PRImA-Research-Lab / prima-page-to-pdf

Java command line tool to convert PAGE XML files with layout and text content to PDF
Apache License 2.0
10 stars 2 forks source link

TIFF support #5

Open bertsky opened 3 years ago

bertsky commented 3 years ago

I have a TrueColor RGB TIFF (i.e. 3x16 bit depth), for which the latest PageToPdf.jar prebuilt release gives me:

java.lang.IllegalArgumentException: Bits per sample 16 is not supported.
    at com.itextpdf.text.pdf.codec.TiffImage.getTiffImageColor(TiffImage.java:376)
    at com.itextpdf.text.pdf.codec.TiffImage.getTiffImage(TiffImage.java:117)
    at com.itextpdf.text.pdf.codec.TiffImage.getTiffImage(TiffImage.java:315)
    at com.itextpdf.text.pdf.codec.TiffImage.getTiffImage(TiffImage.java:303)
    at com.itextpdf.text.Image.getInstance(Image.java:308)
    at com.itextpdf.text.Image.getInstance(Image.java:242)
    at com.itextpdf.text.Image.getInstance(Image.java:365)
    at org.primaresearch.pdf.PageToPdfConverter.addImage(PageToPdfConverter.java:446)
    at org.primaresearch.pdf.PageToPdfConverter.addPage(PageToPdfConverter.java:192)
    at org.primaresearch.pdf.PageToPdfConverter.convert(PageToPdfConverter.java:119)
    at org.primaresearch.pdf.CommandLineTool.main(CommandLineTool.java:162)
com.itextpdf.text.exceptions.IllegalPdfSyntaxException: Unbalanced save/restore state operators.
    at com.itextpdf.text.pdf.PdfContentByte.sanityCheck(PdfContentByte.java:3699)
    at com.itextpdf.text.pdf.PdfContentByte.reset(PdfContentByte.java:1535)
    at com.itextpdf.text.pdf.PdfContentByte.reset(PdfContentByte.java:1523)
    at com.itextpdf.text.pdf.PdfWriter.resetContent(PdfWriter.java:765)
    at com.itextpdf.text.pdf.PdfDocument.initPage(PdfDocument.java:1151)
    at com.itextpdf.text.pdf.PdfDocument.newPage(PdfDocument.java:1010)
    at com.itextpdf.text.pdf.PdfDocument.close(PdfDocument.java:865)
    at com.itextpdf.text.Document.close(Document.java:416)
    at org.primaresearch.pdf.PageToPdfConverter.convert(PageToPdfConverter.java:123)
    at org.primaresearch.pdf.CommandLineTool.main(CommandLineTool.java:162)

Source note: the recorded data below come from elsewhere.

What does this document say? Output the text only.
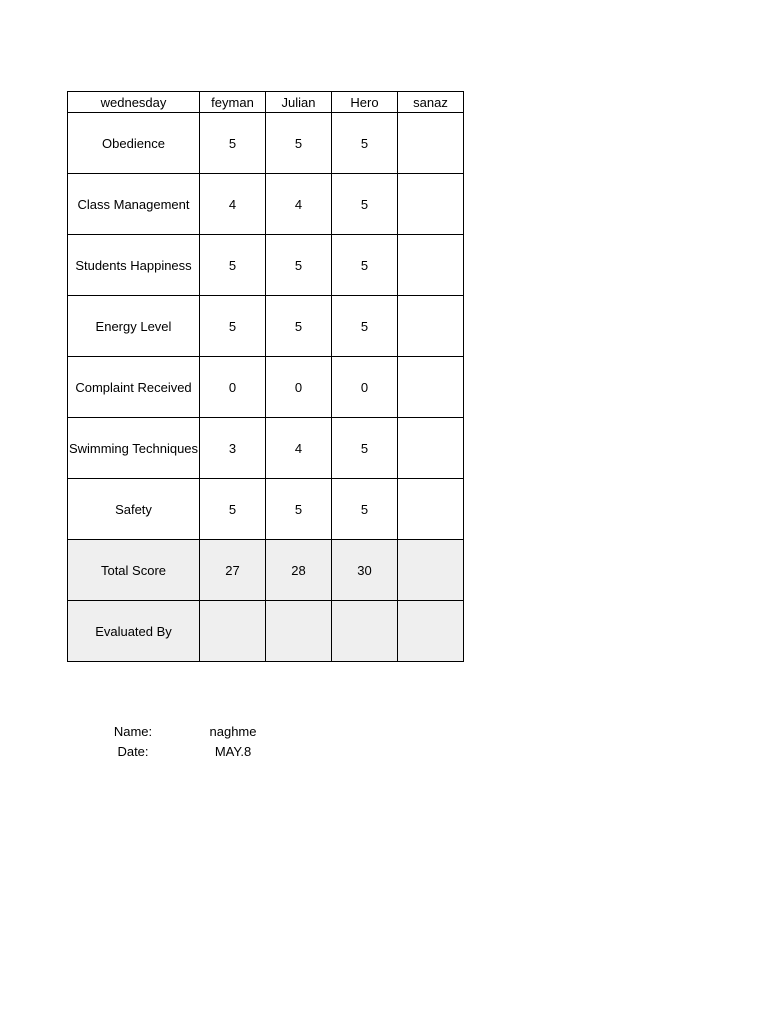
wednesday	feyman	Julian	Hero	sanaz
Obedience	5	5	5	
Class Management	4	4	5	
Students Happiness	5	5	5	
Energy Level	5	5	5	
Complaint Received	0	0	0	
Swimming Techniques	3	4	5	
Safety	5	5	5	
Total Score	27	28	30	
Evaluated By				
Name:	naghme
Date:	MAY.8
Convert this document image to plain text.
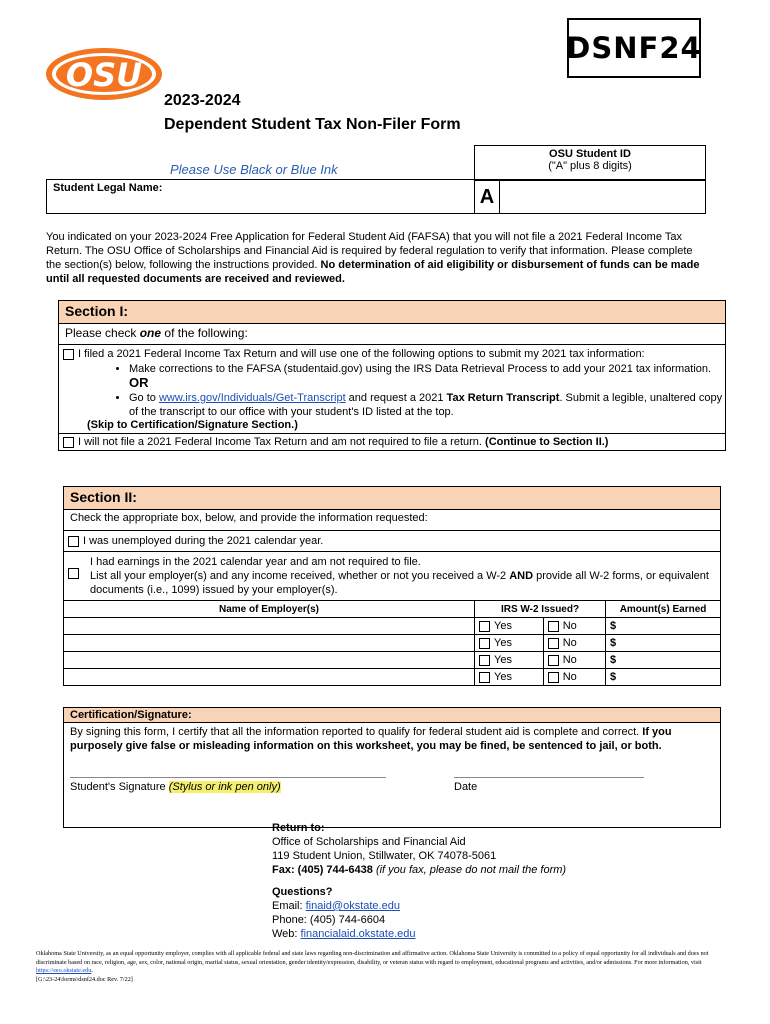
OSU
DSNF24
2023-2024
Dependent Student Tax Non-Filer Form
Please Use Black or Blue Ink
OSU Student ID
("A" plus 8 digits)
Student Legal Name:	A
You indicated on your 2023-2024 Free Application for Federal Student Aid (FAFSA) that you will not file a 2021 Federal Income Tax Return. The OSU Office of Scholarships and Financial Aid is required by federal regulation to verify that information. Please complete the section(s) below, following the instructions provided. No determination of aid eligibility or disbursement of funds can be made until all requested documents are received and reviewed.
Section I:
Please check one of the following:
I filed a 2021 Federal Income Tax Return and will use one of the following options to submit my 2021 tax information:
• Make corrections to the FAFSA (studentaid.gov) using the IRS Data Retrieval Process to add your 2021 tax information. OR
• Go to www.irs.gov/Individuals/Get-Transcript and request a 2021 Tax Return Transcript. Submit a legible, unaltered copy of the transcript to our office with your student's ID listed at the top.
(Skip to Certification/Signature Section.)
I will not file a 2021 Federal Income Tax Return and am not required to file a return. (Continue to Section II.)
Section II:
Check the appropriate box, below, and provide the information requested:
I was unemployed during the 2021 calendar year.
I had earnings in the 2021 calendar year and am not required to file.
List all your employer(s) and any income received, whether or not you received a W-2 AND provide all W-2 forms, or equivalent documents (i.e., 1099) issued by your employer(s).
Name of Employer(s)	IRS W-2 Issued?		Amount(s) Earned
	Yes	No	$
	Yes	No	$
	Yes	No	$
	Yes	No	$
Certification/Signature:
By signing this form, I certify that all the information reported to qualify for federal student aid is complete and correct. If you purposely give false or misleading information on this worksheet, you may be fined, be sentenced to jail, or both.
Student's Signature (Stylus or ink pen only)	Date
Return to:
Office of Scholarships and Financial Aid
119 Student Union, Stillwater, OK 74078-5061
Fax: (405) 744-6438 (if you fax, please do not mail the form)
Questions?
Email: finaid@okstate.edu
Phone: (405) 744-6604
Web: financialaid.okstate.edu
Oklahoma State University, as an equal opportunity employer, complies with all applicable federal and state laws regarding non-discrimination and affirmative action. Oklahoma State University is committed to a policy of equal opportunity for all individuals and does not discriminate based on race, religion, age, sex, color, national origin, marital status, sexual orientation, gender identity/expression, disability, or veteran status with regard to employment, educational programs and activities, and/or admissions. For more information, visit https://eeo.okstate.edu.
[G:\23-24\forms\dsnf24.doc Rev. 7/22]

This is true for both OpenJDK 8 and 11. Would it be possible to integrate a TIFF library with more capabilities?

And more importantly: could you please ensure the tool at least returns with a non-zero exit status, so I won't need to parse the stdout for exception texts?

kba commented 3 years ago

prima-page-to-pdf uses itext5 but even the newer itext7 does not support > 8 bit per channel AFAICT https://github.com/itext/itext7/blob/9fadebfb114a7ee9ef9058a8b0c9deec71262210/io/src/main/java/com/itextpdf/io/image/TiffImageHelper.java#L349-L357

chris1010010 commented 3 years ago

This can only be dealt with in itextpdf. Each addPage has a try/catch. I guess we could add a cmd argument to stop on exception /**

bertsky commented 3 years ago

This can only be dealt with in itextpdf. Each addPage has a try/catch. I guess we could add a cmd argument to stop on exception

/**
* Adds the document page image to the current PDF page (spanning the whole page).
*/
private void addImage(String filepath, PdfWriter writer, Document doc, Page page) 
             throws MalformedURLException, IOException, DocumentException {
    PdfContentByte cb = writer.getDirectContentUnder();
    cb.saveState();
    Image img = Image.getInstance(filepath);
    img.setAbsolutePosition(0f, 0f);
    img.scaleToFit(page.getLayout().getWidth(), page.getLayout().getHeight());
    cb.addImage(img);
    cb.restoreState();
}

I don't understand that TBH, but IMHO the program should stop with non-zero exit status by default if anything goes wrong (on any page). Perhaps some --keep-going option (for trying all pages regardless) can be useful under certain circumstances, but the normal expectation is that this just converts everything (not just something or nothing despite the success retval).